Dann aber schaut er staunend an
klein Bubis neue Eisenbahn!

Die Wagen, die Elektrolok,
den Tunnel und den Prellebock,
die Schranken und auch die Geleise,
das rührt ihn in besond´rer Weise.
Er läßt den Sack zu Boden gleiten
und hockt sich – wie in alten Zeiten –
hin auf den Teppich, ganz bequem
und drückt schon auf das Schaltsystem.

Und hei! – Der Zug beginnt zu sausen,
Signale leuchten seinem Brausen,
und sieh!
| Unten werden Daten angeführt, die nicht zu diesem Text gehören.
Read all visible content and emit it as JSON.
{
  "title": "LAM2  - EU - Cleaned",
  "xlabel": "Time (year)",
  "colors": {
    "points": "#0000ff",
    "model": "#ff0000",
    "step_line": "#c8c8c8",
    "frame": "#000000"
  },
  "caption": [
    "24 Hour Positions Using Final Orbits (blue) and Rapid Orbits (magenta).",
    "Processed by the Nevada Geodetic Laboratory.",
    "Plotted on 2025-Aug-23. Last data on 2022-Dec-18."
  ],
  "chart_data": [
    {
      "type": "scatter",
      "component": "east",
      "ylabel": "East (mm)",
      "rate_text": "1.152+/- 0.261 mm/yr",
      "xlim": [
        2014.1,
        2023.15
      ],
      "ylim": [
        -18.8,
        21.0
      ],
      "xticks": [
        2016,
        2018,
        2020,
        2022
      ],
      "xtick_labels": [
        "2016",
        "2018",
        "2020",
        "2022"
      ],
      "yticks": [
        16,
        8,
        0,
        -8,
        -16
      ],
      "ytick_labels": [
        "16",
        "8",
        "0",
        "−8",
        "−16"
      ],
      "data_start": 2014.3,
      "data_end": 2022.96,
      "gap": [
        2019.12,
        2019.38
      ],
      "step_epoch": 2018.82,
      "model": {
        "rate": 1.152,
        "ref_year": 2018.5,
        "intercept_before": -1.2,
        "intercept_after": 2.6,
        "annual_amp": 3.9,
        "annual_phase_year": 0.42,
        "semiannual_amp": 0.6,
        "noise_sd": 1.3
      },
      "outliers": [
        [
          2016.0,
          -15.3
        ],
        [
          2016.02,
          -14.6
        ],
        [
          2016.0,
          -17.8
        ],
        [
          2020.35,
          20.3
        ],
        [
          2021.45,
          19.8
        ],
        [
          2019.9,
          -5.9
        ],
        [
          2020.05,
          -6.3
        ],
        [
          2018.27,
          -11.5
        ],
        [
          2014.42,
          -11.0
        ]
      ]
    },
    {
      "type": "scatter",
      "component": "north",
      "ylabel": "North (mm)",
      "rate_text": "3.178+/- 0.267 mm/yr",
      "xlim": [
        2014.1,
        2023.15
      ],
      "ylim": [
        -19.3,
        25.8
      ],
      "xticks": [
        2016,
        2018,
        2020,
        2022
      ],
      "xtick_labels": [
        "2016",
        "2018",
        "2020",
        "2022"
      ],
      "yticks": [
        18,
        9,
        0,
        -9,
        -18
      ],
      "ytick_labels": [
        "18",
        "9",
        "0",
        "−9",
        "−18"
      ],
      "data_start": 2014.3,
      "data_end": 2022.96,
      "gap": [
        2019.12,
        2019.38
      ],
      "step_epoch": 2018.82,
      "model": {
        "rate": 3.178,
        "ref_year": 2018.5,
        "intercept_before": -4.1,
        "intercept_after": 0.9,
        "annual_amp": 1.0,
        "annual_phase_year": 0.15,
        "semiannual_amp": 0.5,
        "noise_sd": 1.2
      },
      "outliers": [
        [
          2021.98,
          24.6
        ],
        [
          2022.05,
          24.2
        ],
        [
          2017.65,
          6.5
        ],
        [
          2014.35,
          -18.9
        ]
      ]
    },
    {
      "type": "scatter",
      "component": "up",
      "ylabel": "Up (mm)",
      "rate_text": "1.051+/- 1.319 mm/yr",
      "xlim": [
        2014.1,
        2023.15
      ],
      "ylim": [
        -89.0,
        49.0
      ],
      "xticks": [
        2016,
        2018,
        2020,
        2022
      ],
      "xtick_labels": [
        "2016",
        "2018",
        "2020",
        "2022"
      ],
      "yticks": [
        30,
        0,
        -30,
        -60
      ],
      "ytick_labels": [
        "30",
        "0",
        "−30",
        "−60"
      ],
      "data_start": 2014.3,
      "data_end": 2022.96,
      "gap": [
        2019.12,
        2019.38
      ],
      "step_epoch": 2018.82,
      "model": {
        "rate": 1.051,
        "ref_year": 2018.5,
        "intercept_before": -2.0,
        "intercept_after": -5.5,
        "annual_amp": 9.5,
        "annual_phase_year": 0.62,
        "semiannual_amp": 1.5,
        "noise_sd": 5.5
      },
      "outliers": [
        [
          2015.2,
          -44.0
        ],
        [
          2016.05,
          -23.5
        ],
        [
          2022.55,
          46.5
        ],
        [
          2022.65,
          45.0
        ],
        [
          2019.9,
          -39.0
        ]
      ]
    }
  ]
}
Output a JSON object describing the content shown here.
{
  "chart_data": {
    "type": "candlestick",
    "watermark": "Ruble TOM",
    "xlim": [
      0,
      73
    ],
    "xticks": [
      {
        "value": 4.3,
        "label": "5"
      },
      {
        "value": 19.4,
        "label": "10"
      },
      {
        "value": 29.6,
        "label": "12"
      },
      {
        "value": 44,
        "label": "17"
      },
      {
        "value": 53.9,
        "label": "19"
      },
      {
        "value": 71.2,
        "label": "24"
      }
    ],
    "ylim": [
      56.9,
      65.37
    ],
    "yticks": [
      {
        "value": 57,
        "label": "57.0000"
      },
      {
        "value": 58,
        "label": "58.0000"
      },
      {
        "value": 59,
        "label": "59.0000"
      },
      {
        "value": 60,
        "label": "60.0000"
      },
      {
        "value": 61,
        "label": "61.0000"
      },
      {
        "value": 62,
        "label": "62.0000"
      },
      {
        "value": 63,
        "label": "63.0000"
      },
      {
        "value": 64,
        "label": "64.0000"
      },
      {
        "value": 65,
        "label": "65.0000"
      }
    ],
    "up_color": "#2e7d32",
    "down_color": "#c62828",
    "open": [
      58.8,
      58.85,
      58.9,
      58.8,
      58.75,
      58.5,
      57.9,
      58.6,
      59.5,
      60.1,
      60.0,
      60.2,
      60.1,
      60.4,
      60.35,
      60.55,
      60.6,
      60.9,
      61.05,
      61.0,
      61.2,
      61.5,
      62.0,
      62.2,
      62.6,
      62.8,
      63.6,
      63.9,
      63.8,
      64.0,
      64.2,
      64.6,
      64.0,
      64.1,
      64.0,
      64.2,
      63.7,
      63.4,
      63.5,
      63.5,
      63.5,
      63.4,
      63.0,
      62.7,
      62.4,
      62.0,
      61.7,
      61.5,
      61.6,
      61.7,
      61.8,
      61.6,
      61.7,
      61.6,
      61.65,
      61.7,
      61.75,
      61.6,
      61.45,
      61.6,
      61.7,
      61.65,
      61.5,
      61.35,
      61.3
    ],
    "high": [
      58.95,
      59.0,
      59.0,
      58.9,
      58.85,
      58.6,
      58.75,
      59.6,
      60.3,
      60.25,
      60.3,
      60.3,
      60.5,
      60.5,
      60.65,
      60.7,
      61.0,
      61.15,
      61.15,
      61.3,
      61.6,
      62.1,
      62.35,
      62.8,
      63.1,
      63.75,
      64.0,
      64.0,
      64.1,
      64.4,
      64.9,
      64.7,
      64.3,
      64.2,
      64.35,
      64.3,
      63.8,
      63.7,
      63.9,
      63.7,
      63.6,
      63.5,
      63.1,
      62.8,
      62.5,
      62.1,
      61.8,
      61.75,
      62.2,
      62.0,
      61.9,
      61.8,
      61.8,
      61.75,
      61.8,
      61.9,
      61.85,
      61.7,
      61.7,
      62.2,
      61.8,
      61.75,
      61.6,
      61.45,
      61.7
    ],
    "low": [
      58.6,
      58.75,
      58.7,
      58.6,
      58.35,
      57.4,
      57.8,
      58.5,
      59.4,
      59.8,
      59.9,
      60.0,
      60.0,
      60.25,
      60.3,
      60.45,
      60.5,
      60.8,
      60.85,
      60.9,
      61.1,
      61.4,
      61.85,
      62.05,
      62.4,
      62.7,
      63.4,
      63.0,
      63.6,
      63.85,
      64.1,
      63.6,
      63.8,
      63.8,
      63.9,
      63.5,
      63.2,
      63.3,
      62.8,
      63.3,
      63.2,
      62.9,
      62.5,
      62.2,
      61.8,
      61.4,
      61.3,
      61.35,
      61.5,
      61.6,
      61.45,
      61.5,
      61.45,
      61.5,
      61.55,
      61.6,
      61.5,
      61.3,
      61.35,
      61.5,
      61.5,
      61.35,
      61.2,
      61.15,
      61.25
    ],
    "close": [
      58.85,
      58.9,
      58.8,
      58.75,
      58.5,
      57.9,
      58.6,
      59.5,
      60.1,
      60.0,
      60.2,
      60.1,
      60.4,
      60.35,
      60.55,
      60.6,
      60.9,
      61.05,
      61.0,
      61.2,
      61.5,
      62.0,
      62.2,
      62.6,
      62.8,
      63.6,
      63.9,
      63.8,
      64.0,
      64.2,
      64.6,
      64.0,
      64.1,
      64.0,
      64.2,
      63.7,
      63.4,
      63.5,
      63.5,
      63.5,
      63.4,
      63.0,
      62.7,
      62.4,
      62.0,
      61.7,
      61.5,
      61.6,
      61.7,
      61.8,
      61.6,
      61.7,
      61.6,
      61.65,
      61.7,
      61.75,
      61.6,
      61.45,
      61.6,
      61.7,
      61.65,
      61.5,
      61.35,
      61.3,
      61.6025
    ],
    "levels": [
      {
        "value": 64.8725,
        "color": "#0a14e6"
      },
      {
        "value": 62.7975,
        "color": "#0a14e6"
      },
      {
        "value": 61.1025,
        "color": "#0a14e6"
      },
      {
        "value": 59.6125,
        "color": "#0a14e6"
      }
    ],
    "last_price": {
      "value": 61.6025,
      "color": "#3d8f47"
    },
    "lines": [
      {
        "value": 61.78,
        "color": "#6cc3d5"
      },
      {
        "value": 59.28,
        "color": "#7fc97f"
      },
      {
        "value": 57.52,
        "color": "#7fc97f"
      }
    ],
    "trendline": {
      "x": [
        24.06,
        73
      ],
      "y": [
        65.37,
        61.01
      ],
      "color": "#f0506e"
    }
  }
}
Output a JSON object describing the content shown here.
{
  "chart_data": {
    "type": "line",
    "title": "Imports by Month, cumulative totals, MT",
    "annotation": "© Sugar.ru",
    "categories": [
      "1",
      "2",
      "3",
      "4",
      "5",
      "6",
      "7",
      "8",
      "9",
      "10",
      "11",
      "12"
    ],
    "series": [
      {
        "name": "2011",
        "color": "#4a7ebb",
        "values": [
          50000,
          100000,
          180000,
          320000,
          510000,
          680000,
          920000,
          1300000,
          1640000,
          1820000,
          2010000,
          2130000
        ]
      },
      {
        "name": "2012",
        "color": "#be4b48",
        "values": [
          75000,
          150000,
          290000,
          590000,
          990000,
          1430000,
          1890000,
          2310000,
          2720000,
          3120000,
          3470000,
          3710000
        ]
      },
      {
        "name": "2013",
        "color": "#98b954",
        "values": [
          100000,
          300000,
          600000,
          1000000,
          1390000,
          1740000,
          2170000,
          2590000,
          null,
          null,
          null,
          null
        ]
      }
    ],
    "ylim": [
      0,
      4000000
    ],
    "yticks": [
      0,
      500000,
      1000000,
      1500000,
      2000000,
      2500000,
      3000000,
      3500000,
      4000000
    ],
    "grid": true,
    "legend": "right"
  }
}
Der Dieb Carl-Gustav Clausen,
( entlassen jüngst aus Oslebshausen )
ist plötzlich und von ungefäh´r
jetzt wieder ein Stationsvorsteh´r,
wie er´s – vor manchem Schicksalsjahr -
einstmal als kleiner Junge war.

( In allen seinen Phantasien
schmückte die rote Mütze ihn.
Und doch hat er mit Müh´ und Plagen
so manche Mütze schon getragen:
Feldmütze erst, dann die für Schieber,
die blaue Seemannsmütz noch lieber,
zuletzt – er denkt daran mit Grausen –
das Krätzchen noch, von Oslebshausen! )

Es rattern Schienen, schnurrt die Bahn –
da hat die Tür sich aufgetan:
Plötzlich ins Zimmer ungebeten
ist Oma Knackbusch eingetreten,
die – da sie zählt so viele Jahr´-
nicht mit zum Kirchgang draußen war.


„Oh“, sprach die Oma, „kiek mol an,
dor is scha woll de Wiehnachsmann!
Och, Wiehnachsmann, lot Di nich störn,
ick kann slecht kieken und slecht hörn!
Man doch, dat seh ick eben recht:
Du hesst in Dinen Sack wat bröcht!
Ick töw schon an de hundert Johr
dat ick Di ok mol ward gewohr!“

Carl-Gustav Clausen guckt verdattert,
er kommt nicht klar, sein Herz das flattert,
schon greift er nach dem Sack verstohlen
um die Pistole rauszuholen –
doch Oma fängt zu lächeln an:
„Ob ick dem leewen Wiehnachsmann
ok mien Gedicht obsogen kann?
Leewe goude Wiehnachsmann,
kiek Gesche Knackbusch fründlich an
und steck ok Dine Rute in
lütt Gesche will ok ortig sin!

So, wör dat nich´n scheun Gedich?
Hesst Du ok Pepernööt för mich?“
Carl-Gustav schwanken schon die Füße,
er sucht verzweifelt Pfeffernüsse.
Und als er endlich welche findet,
nachdem er erst ein Licht entzündet,
da holt die Oma aus dem Schapp
schon eine Flasche Korn herab
und schenkt dem Gast ein Gläschen ein:
„Prost! Dat schall för Wiehnachen sein!“
„Prost“, stammelt da Carl-Gustav Clausen
( und wünscht sich fast nach Oslebshausen ).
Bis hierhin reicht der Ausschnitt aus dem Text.